District courts are directed to screen habeas corpus petitions before requiring the government to file a response. A district court may summarily dismiss a habeas corpus petition “[i]f it plainly appears from the petition and any attached exhibits that the petitioner is not entitled to relief in the district court.” Rule 4, foll. 28 U.S.C. § 2254. See also McFarland v. Scott, 512 U.S. 849, 856 (1994) (“Federal courts are authorized to dismiss summarily any habeas petition that appears legally insufficient on its face”); Clayton v. Biter, 868 F.3d 840, 845 (9th Cir. 2017) (“District courts adjudicating habeas petitions ... are instructed to summarily dismiss claims that are clearly not cognizable.”); Gutierrez v. Griggs, 695 F.2d 1195, 1198 (9th Cir. 1983) (Rule 4 “explicitly allows a district court to dismiss summarily the petition on the merits when no claim for relief is stated”).

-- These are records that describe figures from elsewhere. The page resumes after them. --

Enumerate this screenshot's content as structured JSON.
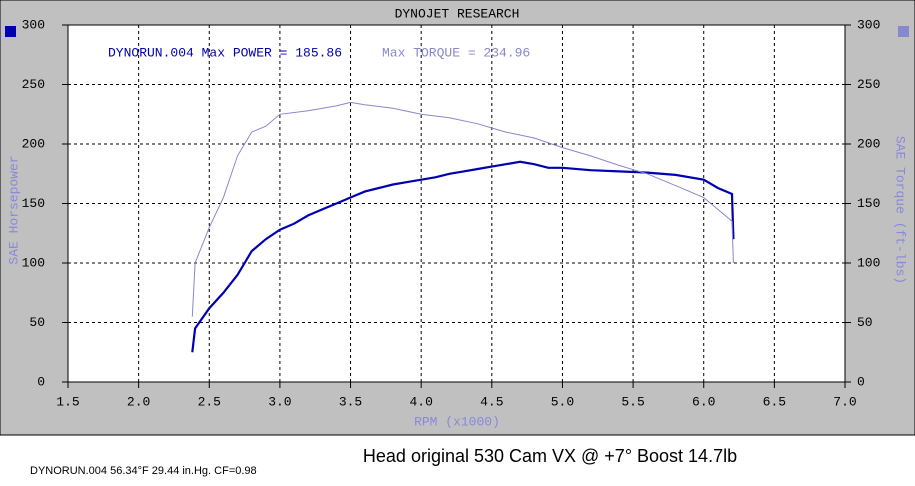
{
  "chart_data": {
    "type": "line",
    "title": "DYNOJET RESEARCH",
    "annotations": [
      "DYNORUN.004 Max POWER = 185.86",
      "Max TORQUE = 234.96"
    ],
    "xlabel": "RPM (x1000)",
    "ylabel": "SAE Horsepower",
    "y2label": "SAE Torque (ft-lbs)",
    "footer_main": "Head  original  530   Cam VX @ +7°   Boost 14.7lb",
    "footer_small": "DYNORUN.004 56.34°F 29.44 in.Hg. CF=0.98",
    "xlim": [
      1.5,
      7.0
    ],
    "xticks": [
      1.5,
      {
        "value": 2,
        "label": "2.0"
      },
      2.5,
      {
        "value": 3,
        "label": "3.0"
      },
      3.5,
      {
        "value": 4,
        "label": "4.0"
      },
      4.5,
      {
        "value": 5,
        "label": "5.0"
      },
      5.5,
      {
        "value": 6,
        "label": "6.0"
      },
      6.5,
      {
        "value": 7,
        "label": "7.0"
      }
    ],
    "ylim": [
      0,
      300
    ],
    "yticks": [
      0,
      50,
      100,
      150,
      200,
      250,
      300
    ],
    "y2lim": [
      0,
      300
    ],
    "y2ticks": [
      0,
      50,
      100,
      150,
      200,
      250,
      300
    ],
    "grid": true,
    "series": [
      {
        "color": "#0000b0",
        "x": [
          2.38,
          2.4,
          2.5,
          2.6,
          2.7,
          2.8,
          2.9,
          3.0,
          3.1,
          3.2,
          3.3,
          3.4,
          3.5,
          3.6,
          3.7,
          3.8,
          3.9,
          4.0,
          4.1,
          4.2,
          4.3,
          4.4,
          4.5,
          4.6,
          4.7,
          4.8,
          4.9,
          5.0,
          5.2,
          5.4,
          5.6,
          5.8,
          6.0,
          6.1,
          6.2,
          6.21
        ],
        "values": [
          25,
          45,
          62,
          75,
          90,
          110,
          120,
          128,
          133,
          140,
          145,
          150,
          155,
          160,
          163,
          166,
          168,
          170,
          172,
          175,
          177,
          179,
          181,
          183,
          185,
          183,
          180,
          180,
          178,
          177,
          176,
          174,
          170,
          163,
          158,
          120
        ]
      },
      {
        "color": "#8888cc",
        "axis": "y2",
        "x": [
          2.38,
          2.4,
          2.5,
          2.6,
          2.7,
          2.8,
          2.9,
          3.0,
          3.2,
          3.4,
          3.5,
          3.6,
          3.8,
          4.0,
          4.2,
          4.4,
          4.6,
          4.8,
          5.0,
          5.2,
          5.4,
          5.6,
          5.8,
          6.0,
          6.1,
          6.2,
          6.21
        ],
        "values": [
          55,
          100,
          130,
          155,
          190,
          210,
          215,
          225,
          228,
          232,
          235,
          233,
          230,
          225,
          222,
          217,
          210,
          205,
          197,
          190,
          182,
          175,
          165,
          155,
          145,
          135,
          100
        ]
      }
    ]
  }
}
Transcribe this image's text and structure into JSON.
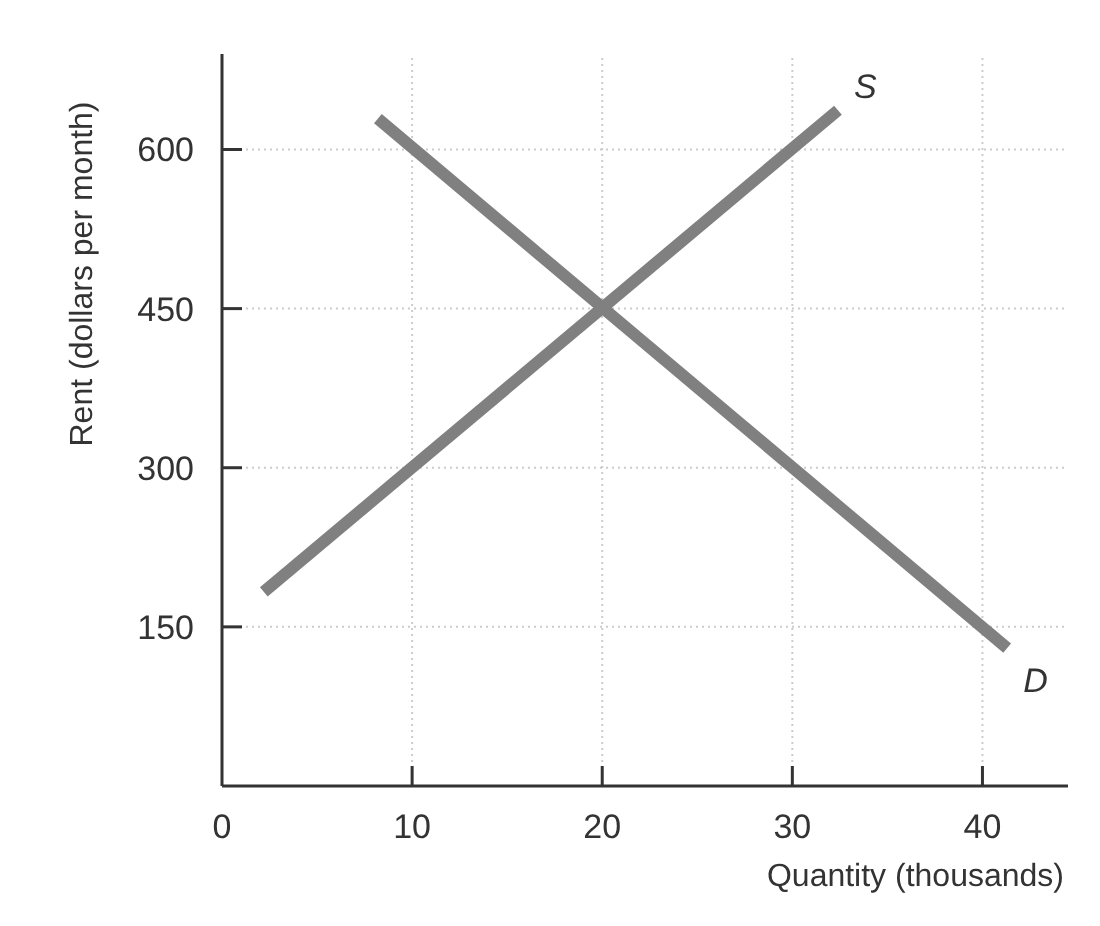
{
  "chart_data": {
    "type": "line",
    "xlabel": "Quantity (thousands)",
    "ylabel": "Rent (dollars per month)",
    "xlim": [
      0,
      44.5
    ],
    "ylim": [
      0,
      690
    ],
    "xticks": [
      0,
      10,
      20,
      30,
      40
    ],
    "yticks": [
      150,
      300,
      450,
      600
    ],
    "grid": true,
    "marker": "none",
    "line_style": "solid",
    "series": [
      {
        "name": "S",
        "color": "#808080",
        "x": [
          2.2,
          32.4
        ],
        "values": [
          183,
          637
        ]
      },
      {
        "name": "D",
        "color": "#808080",
        "x": [
          8.2,
          41.3
        ],
        "values": [
          629,
          130
        ]
      }
    ]
  }
}
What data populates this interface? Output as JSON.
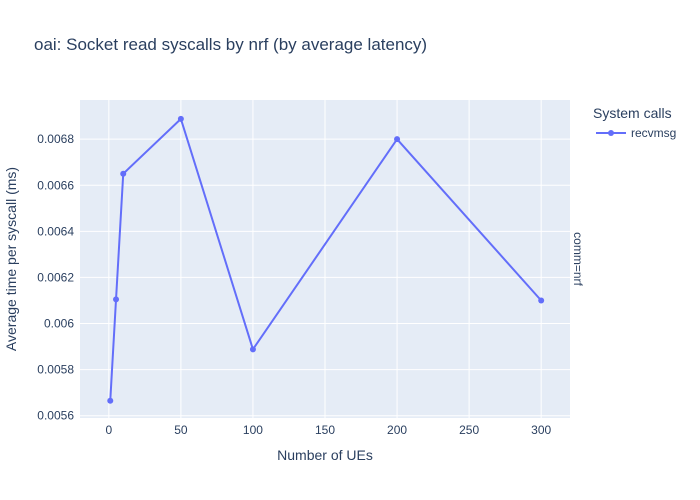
{
  "chart_data": {
    "type": "line",
    "title": "oai: Socket read syscalls by nrf (by average latency)",
    "xlabel": "Number of UEs",
    "ylabel": "Average time per syscall (ms)",
    "facet_label": "comm=nrf",
    "legend_title": "System calls",
    "legend_position": "top-right",
    "grid": true,
    "colors": {
      "plot_bg": "#e5ecf6",
      "grid": "#ffffff",
      "series": "#636efa",
      "text": "#2a3f5f"
    },
    "xlim": [
      -20,
      320
    ],
    "ylim": [
      0.00559,
      0.00697
    ],
    "xticks": [
      0,
      50,
      100,
      150,
      200,
      250,
      300
    ],
    "xtick_labels": [
      "0",
      "50",
      "100",
      "150",
      "200",
      "250",
      "300"
    ],
    "yticks": [
      0.0056,
      0.0058,
      0.006,
      0.0062,
      0.0064,
      0.0066,
      0.0068
    ],
    "ytick_labels": [
      "0.0056",
      "0.0058",
      "0.006",
      "0.0062",
      "0.0064",
      "0.0066",
      "0.0068"
    ],
    "series": [
      {
        "name": "recvmsg",
        "x": [
          1,
          5,
          10,
          50,
          100,
          200,
          300
        ],
        "y": [
          0.005665,
          0.006105,
          0.00665,
          0.006888,
          0.005888,
          0.0068,
          0.0061
        ]
      }
    ]
  }
}
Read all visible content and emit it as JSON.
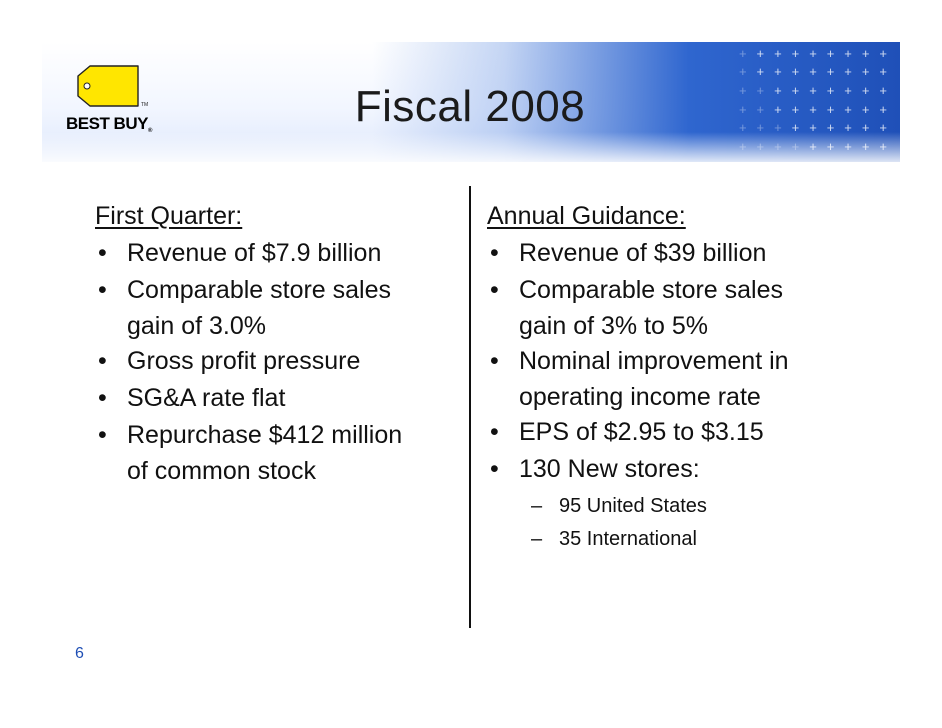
{
  "slide": {
    "title": "Fiscal 2008",
    "page_number": "6"
  },
  "logo": {
    "brand": "BEST BUY",
    "registered_mark": "®",
    "tag_color": "#ffe600"
  },
  "left_column": {
    "heading": "First Quarter:",
    "bullets": [
      {
        "line1": "Revenue of $7.9 billion",
        "line2": ""
      },
      {
        "line1": "Comparable store sales",
        "line2": "gain of 3.0%"
      },
      {
        "line1": "Gross profit pressure",
        "line2": ""
      },
      {
        "line1": "SG&A rate flat",
        "line2": ""
      },
      {
        "line1": "Repurchase $412 million",
        "line2": "of common stock"
      }
    ]
  },
  "right_column": {
    "heading": "Annual Guidance:",
    "bullets": [
      {
        "line1": "Revenue of $39 billion",
        "line2": ""
      },
      {
        "line1": "Comparable store sales",
        "line2": "gain of 3% to 5%"
      },
      {
        "line1": "Nominal improvement in",
        "line2": "operating income rate"
      },
      {
        "line1": "EPS of $2.95 to $3.15",
        "line2": ""
      },
      {
        "line1": "130 New stores:",
        "line2": ""
      }
    ],
    "sub_items": [
      "95 United States",
      "35 International"
    ]
  },
  "symbols": {
    "bullet": "•",
    "dash": "–"
  },
  "colors": {
    "banner_blue": "#2f66cf",
    "page_number": "#1f4fb5",
    "text": "#111111"
  }
}
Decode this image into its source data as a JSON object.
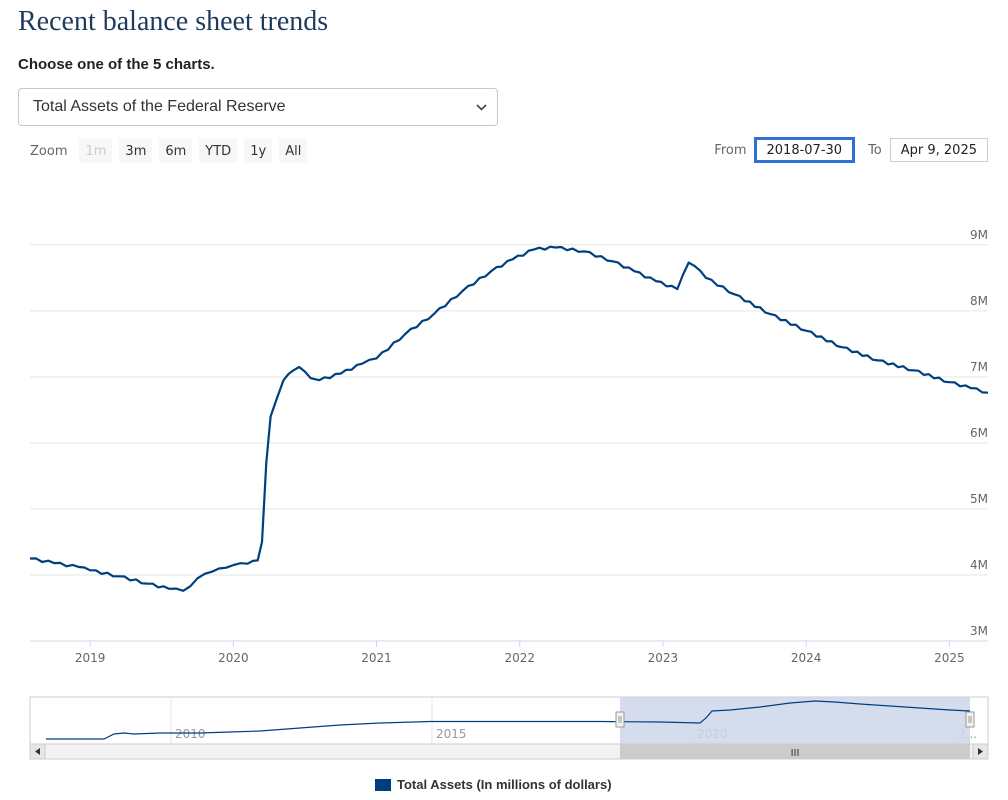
{
  "page": {
    "title": "Recent balance sheet trends",
    "subtitle": "Choose one of the 5 charts.",
    "selected_chart": "Total Assets of the Federal Reserve"
  },
  "zoom": {
    "label": "Zoom",
    "buttons": [
      {
        "label": "1m",
        "disabled": true
      },
      {
        "label": "3m",
        "disabled": false
      },
      {
        "label": "6m",
        "disabled": false
      },
      {
        "label": "YTD",
        "disabled": false
      },
      {
        "label": "1y",
        "disabled": false
      },
      {
        "label": "All",
        "disabled": false
      }
    ]
  },
  "range": {
    "from_label": "From",
    "from_value": "2018-07-30",
    "to_label": "To",
    "to_value": "Apr 9, 2025"
  },
  "legend": {
    "label": "Total Assets (In millions of dollars)"
  },
  "navigator": {
    "tick_labels": [
      "2010",
      "2015",
      "2020",
      "2..."
    ],
    "grip": "III"
  },
  "colors": {
    "series": "#003f7f",
    "grid": "#e6e6e6",
    "navigator_mask": "#ccd6eb"
  },
  "chart_data": {
    "type": "line",
    "title": "",
    "series_name": "Total Assets (In millions of dollars)",
    "ylabel": "",
    "y_tick_labels": [
      "3M",
      "4M",
      "5M",
      "6M",
      "7M",
      "8M",
      "9M"
    ],
    "y_ticks": [
      3000000,
      4000000,
      5000000,
      6000000,
      7000000,
      8000000,
      9000000
    ],
    "ylim": [
      3000000,
      9300000
    ],
    "x_tick_labels": [
      "2019",
      "2020",
      "2021",
      "2022",
      "2023",
      "2024",
      "2025"
    ],
    "x_ticks": [
      2019.0,
      2020.0,
      2021.0,
      2022.0,
      2023.0,
      2024.0,
      2025.0
    ],
    "xlim": [
      2018.58,
      2025.27
    ],
    "x": [
      2018.58,
      2018.75,
      2018.92,
      2019.0,
      2019.2,
      2019.4,
      2019.55,
      2019.65,
      2019.7,
      2019.75,
      2019.85,
      2019.95,
      2020.0,
      2020.1,
      2020.17,
      2020.2,
      2020.23,
      2020.26,
      2020.3,
      2020.35,
      2020.42,
      2020.46,
      2020.5,
      2020.54,
      2020.6,
      2020.75,
      2020.9,
      2021.0,
      2021.2,
      2021.4,
      2021.6,
      2021.8,
      2021.95,
      2022.1,
      2022.25,
      2022.45,
      2022.65,
      2022.8,
      2022.95,
      2023.1,
      2023.18,
      2023.22,
      2023.3,
      2023.5,
      2023.75,
      2024.0,
      2024.25,
      2024.5,
      2024.75,
      2025.0,
      2025.15,
      2025.27
    ],
    "values": [
      4250000,
      4180000,
      4120000,
      4070000,
      3980000,
      3870000,
      3790000,
      3760000,
      3830000,
      3950000,
      4050000,
      4110000,
      4150000,
      4170000,
      4220000,
      4500000,
      5700000,
      6400000,
      6650000,
      6950000,
      7100000,
      7150000,
      7080000,
      6980000,
      6950000,
      7050000,
      7200000,
      7280000,
      7650000,
      7950000,
      8300000,
      8600000,
      8780000,
      8930000,
      8960000,
      8900000,
      8750000,
      8600000,
      8450000,
      8330000,
      8730000,
      8680000,
      8500000,
      8250000,
      7950000,
      7700000,
      7450000,
      7250000,
      7100000,
      6920000,
      6830000,
      6760000
    ]
  }
}
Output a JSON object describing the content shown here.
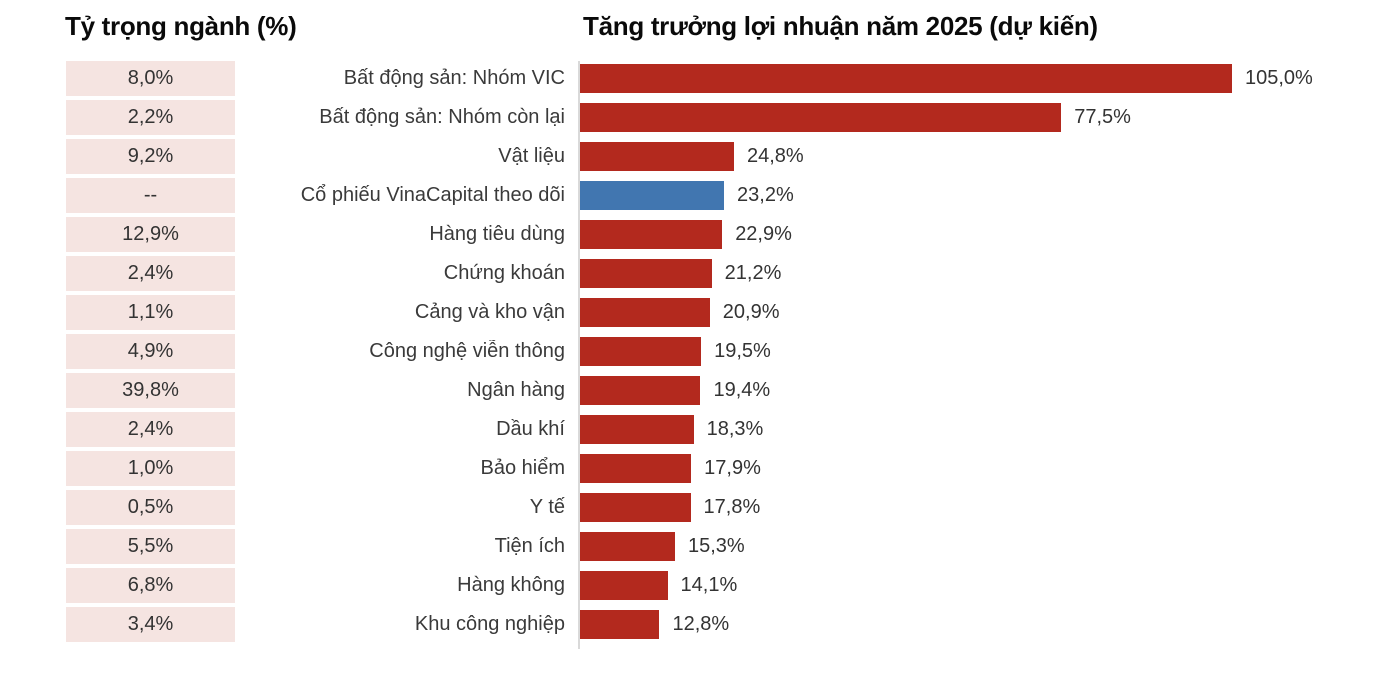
{
  "header": {
    "left_title": "Tỷ trọng ngành (%)",
    "right_title": "Tăng trưởng lợi nhuận năm 2025 (dự kiến)"
  },
  "colors": {
    "bar_red": "#b3291e",
    "bar_blue": "#4176b0",
    "weight_cell_bg": "#f5e4e1",
    "axis_line": "#d9d9d9",
    "title_text": "#0a0a0a",
    "body_text": "#3a3a3a"
  },
  "chart_data": {
    "type": "bar",
    "orientation": "horizontal",
    "title": "Tăng trưởng lợi nhuận năm 2025 (dự kiến)",
    "weight_column_title": "Tỷ trọng ngành (%)",
    "value_axis_max": 105.0,
    "grid": false,
    "legend": false,
    "rows": [
      {
        "weight": "8,0%",
        "label": "Bất động sản: Nhóm VIC",
        "value": 105.0,
        "value_label": "105,0%",
        "highlight": false
      },
      {
        "weight": "2,2%",
        "label": "Bất động sản: Nhóm còn lại",
        "value": 77.5,
        "value_label": "77,5%",
        "highlight": false
      },
      {
        "weight": "9,2%",
        "label": "Vật liệu",
        "value": 24.8,
        "value_label": "24,8%",
        "highlight": false
      },
      {
        "weight": "--",
        "label": "Cổ phiếu VinaCapital theo dõi",
        "value": 23.2,
        "value_label": "23,2%",
        "highlight": true
      },
      {
        "weight": "12,9%",
        "label": "Hàng tiêu dùng",
        "value": 22.9,
        "value_label": "22,9%",
        "highlight": false
      },
      {
        "weight": "2,4%",
        "label": "Chứng khoán",
        "value": 21.2,
        "value_label": "21,2%",
        "highlight": false
      },
      {
        "weight": "1,1%",
        "label": "Cảng và kho vận",
        "value": 20.9,
        "value_label": "20,9%",
        "highlight": false
      },
      {
        "weight": "4,9%",
        "label": "Công nghệ viễn thông",
        "value": 19.5,
        "value_label": "19,5%",
        "highlight": false
      },
      {
        "weight": "39,8%",
        "label": "Ngân hàng",
        "value": 19.4,
        "value_label": "19,4%",
        "highlight": false
      },
      {
        "weight": "2,4%",
        "label": "Dầu khí",
        "value": 18.3,
        "value_label": "18,3%",
        "highlight": false
      },
      {
        "weight": "1,0%",
        "label": "Bảo hiểm",
        "value": 17.9,
        "value_label": "17,9%",
        "highlight": false
      },
      {
        "weight": "0,5%",
        "label": "Y tế",
        "value": 17.8,
        "value_label": "17,8%",
        "highlight": false
      },
      {
        "weight": "5,5%",
        "label": "Tiện ích",
        "value": 15.3,
        "value_label": "15,3%",
        "highlight": false
      },
      {
        "weight": "6,8%",
        "label": "Hàng không",
        "value": 14.1,
        "value_label": "14,1%",
        "highlight": false
      },
      {
        "weight": "3,4%",
        "label": "Khu công nghiệp",
        "value": 12.8,
        "value_label": "12,8%",
        "highlight": false
      }
    ]
  }
}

The Rules Governing Section 2254 Cases in the United States District Courts apply to habeas corpus proceedings under § 2241. See Rule 1(b), foll. 28 U.S.C. § 2254.
III. Discussion
Petitioner fails to state a claim for habeas corpus review. Petitioner's claim that he should not be detained because he was wrongly placed in removal proceedings or ordered removed is barred from habeas corpus review under 8 U.S.C. §§ 1252(a)(5) and (b)(9). While Petitioner “seeks relief from immigration detention without asking the court to exercise jurisdiction over his final order of removal, ” his claims are “wholly intertwined” with his removal proceedings and order. Singh v. Holder, 638 F.3d 1196, 1211 (9th Cir. 2011); see J.E.F.M. v. Lynch, 837 F.3d 1026, 1031 (9th Cir. 2016) (“Taken together, § 1252(a)(5) and § 1252(b)(9) mean that any issue-whether legal or factual-arising from any removal-related activity can be reviewed only through the [petition for review] process” before the court of appeals); Martinez v. Napolitano, 704 F.3d 620, 622 (9th Cir. 2012) (“When a claim by an alien, however it is framed, challenges the procedure and substance of an agency determination that is ‘inextricably linked' to the order of removal, it is prohibited by section 1252(a)(5)”).
Accordingly, Petitioner fails to state a colorable or cognizable claim for habeas corpus review and the Petition will be dismissed. The Petition will be dismissed without prejudice to Petitioner filing a new petition asserting cognizable habeas corpus claims in a new action.
IT IS ORDERED:
(1) Petitioner's Petition for a Writ Of Habeas Corpus under 28 U.S.C. § 2241 (Doc. 1) and this action are dismissed. .... ....
(2) The Clerk of Court shall enter judgement accordingly and terminate this case.